22 now he has reconciled you, by his death and in that mortal body, to bring you before himself holy, faultless and irreproachable-

23 as long as you persevere and stand firm on the solid base of the faith, never letting yourselves drift away from the hopepromised by the gospel, which you have heard, which has been preached to every creature under heaven, and of which I, Paul, have become the servant.


Responsorial Psalm: From Psalms 54:3-4, 6, 8

3 Arrogant men are attacking me, bullies hounding me to death, no room in their thoughts for God.

4 But now God is coming to my help, the Lord, among those who sustain me.

6 How gladly will I offer you sacrifice, and praise your name, for it is good,

7 for it has rescued me from all my troubles, and my eye has feasted on my enemies.
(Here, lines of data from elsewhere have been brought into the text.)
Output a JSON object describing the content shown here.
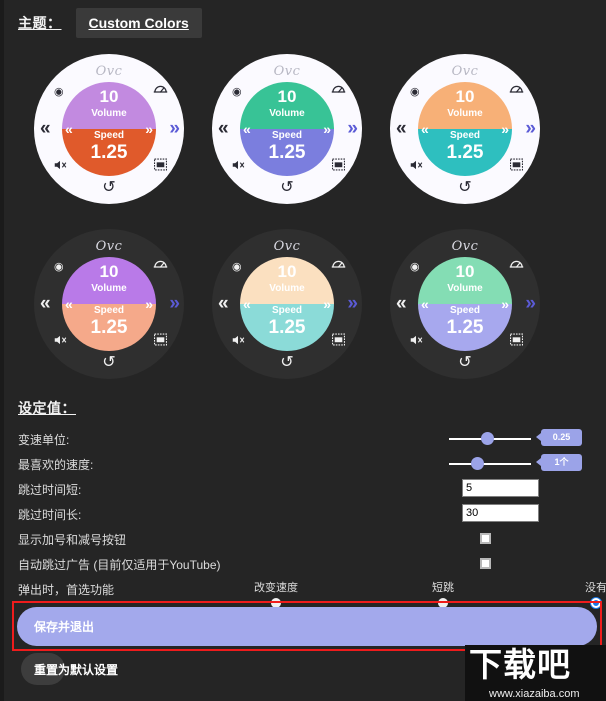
{
  "header": {
    "theme_label": "主题：",
    "theme_button": "Custom Colors"
  },
  "widgets": [
    {
      "name": "theme-light-purple-orange",
      "ring_bg": "#fbfaff",
      "logo": "Ovc",
      "logo_color": "#b8b8c4",
      "icon_color": "#2b2b35",
      "volume_value": "10",
      "volume_label": "Volume",
      "speed_label": "Speed",
      "speed_value": "1.25",
      "top_color": "#c28ae0",
      "bottom_color": "#e05a2b"
    },
    {
      "name": "theme-light-green-blue",
      "ring_bg": "#fbfaff",
      "logo": "Ovc",
      "logo_color": "#b8b8c4",
      "icon_color": "#2b2b35",
      "volume_value": "10",
      "volume_label": "Volume",
      "speed_label": "Speed",
      "speed_value": "1.25",
      "top_color": "#38c396",
      "bottom_color": "#7b7ede"
    },
    {
      "name": "theme-light-orange-teal",
      "ring_bg": "#fbfaff",
      "logo": "Ovc",
      "logo_color": "#b8b8c4",
      "icon_color": "#2b2b35",
      "volume_value": "10",
      "volume_label": "Volume",
      "speed_label": "Speed",
      "speed_value": "1.25",
      "top_color": "#f7b077",
      "bottom_color": "#2ebfbf"
    },
    {
      "name": "theme-dark-purple-peach",
      "ring_bg": "#2f2f2f",
      "logo": "Ovc",
      "logo_color": "#d8d8e0",
      "icon_color": "#f0f0f0",
      "volume_value": "10",
      "volume_label": "Volume",
      "speed_label": "Speed",
      "speed_value": "1.25",
      "top_color": "#b97ae8",
      "bottom_color": "#f5a98a"
    },
    {
      "name": "theme-dark-peach-teal",
      "ring_bg": "#2f2f2f",
      "logo": "Ovc",
      "logo_color": "#d8d8e0",
      "icon_color": "#f0f0f0",
      "volume_value": "10",
      "volume_label": "Volume",
      "speed_label": "Speed",
      "speed_value": "1.25",
      "top_color": "#fbe0c0",
      "bottom_color": "#8bdbd8"
    },
    {
      "name": "theme-dark-mint-periwinkle",
      "ring_bg": "#2f2f2f",
      "logo": "Ovc",
      "logo_color": "#d8d8e0",
      "icon_color": "#f0f0f0",
      "volume_value": "10",
      "volume_label": "Volume",
      "speed_label": "Speed",
      "speed_value": "1.25",
      "top_color": "#84ddb4",
      "bottom_color": "#a7a8ee"
    }
  ],
  "settings": {
    "title": "设定值：",
    "speed_unit": {
      "label": "变速单位:",
      "value": "0.25",
      "thumb_pct": 44
    },
    "favorite_speed": {
      "label": "最喜欢的速度:",
      "value": "1个",
      "thumb_pct": 30
    },
    "skip_short": {
      "label": "跳过时间短:",
      "value": "5"
    },
    "skip_long": {
      "label": "跳过时间长:",
      "value": "30"
    },
    "show_plus_minus": {
      "label": "显示加号和减号按钮",
      "checked": false
    },
    "auto_skip_ads": {
      "label": "自动跳过广告 (目前仅适用于YouTube)",
      "checked": false
    },
    "popup_preference": {
      "label": "弹出时，首选功能",
      "options": [
        {
          "label": "改变速度",
          "selected": false
        },
        {
          "label": "短跳",
          "selected": false
        },
        {
          "label": "没有",
          "selected": true
        }
      ]
    }
  },
  "footer": {
    "save_label": "保存并退出",
    "reset_label": "重置为默认设置"
  },
  "watermark": {
    "main": "下载吧",
    "url": "www.xiazaiba.com"
  },
  "colors": {
    "accent": "#9ba3e8",
    "radio_selected": "#1a7ae8",
    "highlight_border": "#ef1c1c",
    "page_bg": "#252525"
  }
}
Gospel Reading: From the Gospel Account of St. Luke 6:1-5

1 It happened that one Sabbath he was walking through the cornfields, and his disciples were picking ears of corn, rubbing them in their hands and eating them.

2 Some of the Pharisees said, ‘Why are you doing something that is forbidden on the Sabbath day?’

3 Jesus answered them, ‘So you have not read what David did when he and his followers were hungry-

4 how he went into the house of God and took the loaves of the offering and ate them and gave them to his followers, loaves which the priests alone are allowed to eat?’

5 And he said to them, ‘The Son of man is master of the Sabbath.’


Reflection

Theme: The Son of man is lord of the Sabbath

What does the commandment “keep holy the Sabbath” require of us? Or better yet, what is the primary intention behind this command? The religious leaders confronted Jesus on this issue. The “Sabbath rest” was meant to be a time to remember and celebrate God’s goodness and the goodness of his work, both in creation and redemption. It was a day set apart for the praise of God, his work of creation, and his saving actions on our behalf. It was intended to bring everyday work to a halt and to provide needed rest and refreshment.

The Lord of the Sabbath feeds and nourishes us
Jesus’ disciples are scolded by the scribes and Pharisees, not for plucking and eating corn from the fields, but for doing so on the Sabbath. In defending his disciples, Jesus argues from the Scriptures that human need has precedence over ritual custom. In their hunger, David and his men ate of the holy bread offered in the Temple (1 Samuel 21:2-7). On every Sabbath morning twelves loaves were laid before God on a golden table in the Holy Place. Each loaf represented one of the twelve tribes of Israel. No one was allowed to eat this bread except the priests because it represented the very presence of God. David understood that human need took precedence over rules and ritual regulations.

Seek the Lord’s rest and refreshment
Why didn’t the Pharisees recognize the claims of mercy over rules and regulations? Their zeal for ritual observance blinded them from the demands of charity. Jesus’ reference to the bread of the Presence alludes to the true bread from heaven which he offers to all who believe in him. Jesus, the Son of David, and the Son of Man, a title for the Messiah, declares that he is “Lord of the Sabbath.” Jesus healed on the Sabbath and he showed mercy to those in need. All who are burdened can find true rest and refreshment in him. Do you seek rest and refreshment in the Lord and in the celebration of the Lord’s Day?

“Lord Jesus, you refresh us with your presence and you sustain us with your life-giving word. Show me how to lift the burden of others, especially those who lack the basic necessities of life, and to refresh them with humble care and service.”